A história original é de Stefan Zweig, o caudaloso e genial escritor judeu-austríaco nascido em Viena quando Viena era assim uma das capitais culturais do mundo. Ele nasceu em 1881, quando Sigmund Freud começava a dar aulas na Universidade de Viena; nos anos seguintes, gerações de escritores e artistas importantes passariam pela capital da Áustria.

A história se passa na Alemanha, a partir de 1912 – dois anos, portanto, antes do início da Primeira Guerra Mundial, que chegou a ser chamada de a guerra para acabar com todas as guerras, mas a rigor foi a causa básica da Segunda, que começaria em 1939.

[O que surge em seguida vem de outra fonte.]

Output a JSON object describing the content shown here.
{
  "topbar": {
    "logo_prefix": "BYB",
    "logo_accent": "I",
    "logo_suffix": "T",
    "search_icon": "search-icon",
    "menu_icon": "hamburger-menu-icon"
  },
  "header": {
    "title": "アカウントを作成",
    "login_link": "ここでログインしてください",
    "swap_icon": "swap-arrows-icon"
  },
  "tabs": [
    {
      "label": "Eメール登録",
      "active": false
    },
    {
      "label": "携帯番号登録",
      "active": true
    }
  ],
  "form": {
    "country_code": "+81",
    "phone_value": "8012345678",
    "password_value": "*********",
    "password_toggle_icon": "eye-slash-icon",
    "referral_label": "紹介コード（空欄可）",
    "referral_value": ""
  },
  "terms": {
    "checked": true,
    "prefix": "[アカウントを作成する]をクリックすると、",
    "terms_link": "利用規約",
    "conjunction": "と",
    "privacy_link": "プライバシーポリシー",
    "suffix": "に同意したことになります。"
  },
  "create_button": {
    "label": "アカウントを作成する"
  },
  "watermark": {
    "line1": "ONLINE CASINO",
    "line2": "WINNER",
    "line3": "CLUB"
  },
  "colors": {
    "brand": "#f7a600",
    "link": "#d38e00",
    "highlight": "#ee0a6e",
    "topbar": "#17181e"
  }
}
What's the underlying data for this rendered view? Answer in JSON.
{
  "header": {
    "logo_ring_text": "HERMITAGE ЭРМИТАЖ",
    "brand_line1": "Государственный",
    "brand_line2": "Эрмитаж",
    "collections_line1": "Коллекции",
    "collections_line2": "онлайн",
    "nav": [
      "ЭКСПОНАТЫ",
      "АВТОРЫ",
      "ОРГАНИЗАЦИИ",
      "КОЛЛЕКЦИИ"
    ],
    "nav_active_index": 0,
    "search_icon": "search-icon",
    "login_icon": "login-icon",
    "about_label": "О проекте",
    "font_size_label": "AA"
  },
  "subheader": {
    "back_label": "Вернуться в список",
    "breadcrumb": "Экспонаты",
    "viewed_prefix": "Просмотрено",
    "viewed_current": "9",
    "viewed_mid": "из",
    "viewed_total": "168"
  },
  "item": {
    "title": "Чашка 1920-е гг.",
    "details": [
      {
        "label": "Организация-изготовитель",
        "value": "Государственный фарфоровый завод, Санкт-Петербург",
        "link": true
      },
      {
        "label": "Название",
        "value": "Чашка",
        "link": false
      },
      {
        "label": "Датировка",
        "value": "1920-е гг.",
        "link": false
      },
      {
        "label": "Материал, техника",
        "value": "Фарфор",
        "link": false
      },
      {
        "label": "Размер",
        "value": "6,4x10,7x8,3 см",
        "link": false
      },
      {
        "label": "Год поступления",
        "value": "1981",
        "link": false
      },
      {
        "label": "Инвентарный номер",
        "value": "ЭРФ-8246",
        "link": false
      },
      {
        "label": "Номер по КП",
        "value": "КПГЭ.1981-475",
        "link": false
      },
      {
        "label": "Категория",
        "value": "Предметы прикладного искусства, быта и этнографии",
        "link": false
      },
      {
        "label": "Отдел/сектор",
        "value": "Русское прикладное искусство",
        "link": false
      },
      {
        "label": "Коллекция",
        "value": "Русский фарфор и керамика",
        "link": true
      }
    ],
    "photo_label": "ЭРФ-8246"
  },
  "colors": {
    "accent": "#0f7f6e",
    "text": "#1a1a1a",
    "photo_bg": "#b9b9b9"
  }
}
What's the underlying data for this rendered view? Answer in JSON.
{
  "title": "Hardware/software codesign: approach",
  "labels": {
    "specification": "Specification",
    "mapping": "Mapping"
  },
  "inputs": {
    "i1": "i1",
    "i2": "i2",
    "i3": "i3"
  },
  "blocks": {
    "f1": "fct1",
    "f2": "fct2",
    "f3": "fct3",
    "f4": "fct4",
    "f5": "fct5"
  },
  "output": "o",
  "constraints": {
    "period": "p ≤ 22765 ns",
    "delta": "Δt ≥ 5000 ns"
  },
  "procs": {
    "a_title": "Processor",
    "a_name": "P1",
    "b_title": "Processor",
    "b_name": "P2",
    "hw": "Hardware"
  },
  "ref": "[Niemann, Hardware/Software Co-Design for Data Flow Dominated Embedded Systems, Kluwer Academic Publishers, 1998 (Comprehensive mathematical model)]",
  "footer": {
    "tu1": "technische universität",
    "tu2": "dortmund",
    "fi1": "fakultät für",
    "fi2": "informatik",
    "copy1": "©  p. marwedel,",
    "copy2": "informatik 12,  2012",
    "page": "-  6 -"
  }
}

Os atores que interpretam os papéis centrais não são alemães, e não falam em alemão. São das Ilhas Britânicas, todos os três – o veterano Alan Rickman, um londrino, a jovem e maravilhosa Rebecca Hall, igualmente londrina, e mais o garotão Richard Madden, escocês de uma cidadezinha chamada Elderslie.

Uma história criada por um austríaco, com personagens alemães, interpretados por atores ingleses falando inglês. E o diretor do filme, e um dos roteiristas, é o francesíssimo Patrice Leconte.

Só isso aí, só essa mistura de nacionalidades já é o maior barato.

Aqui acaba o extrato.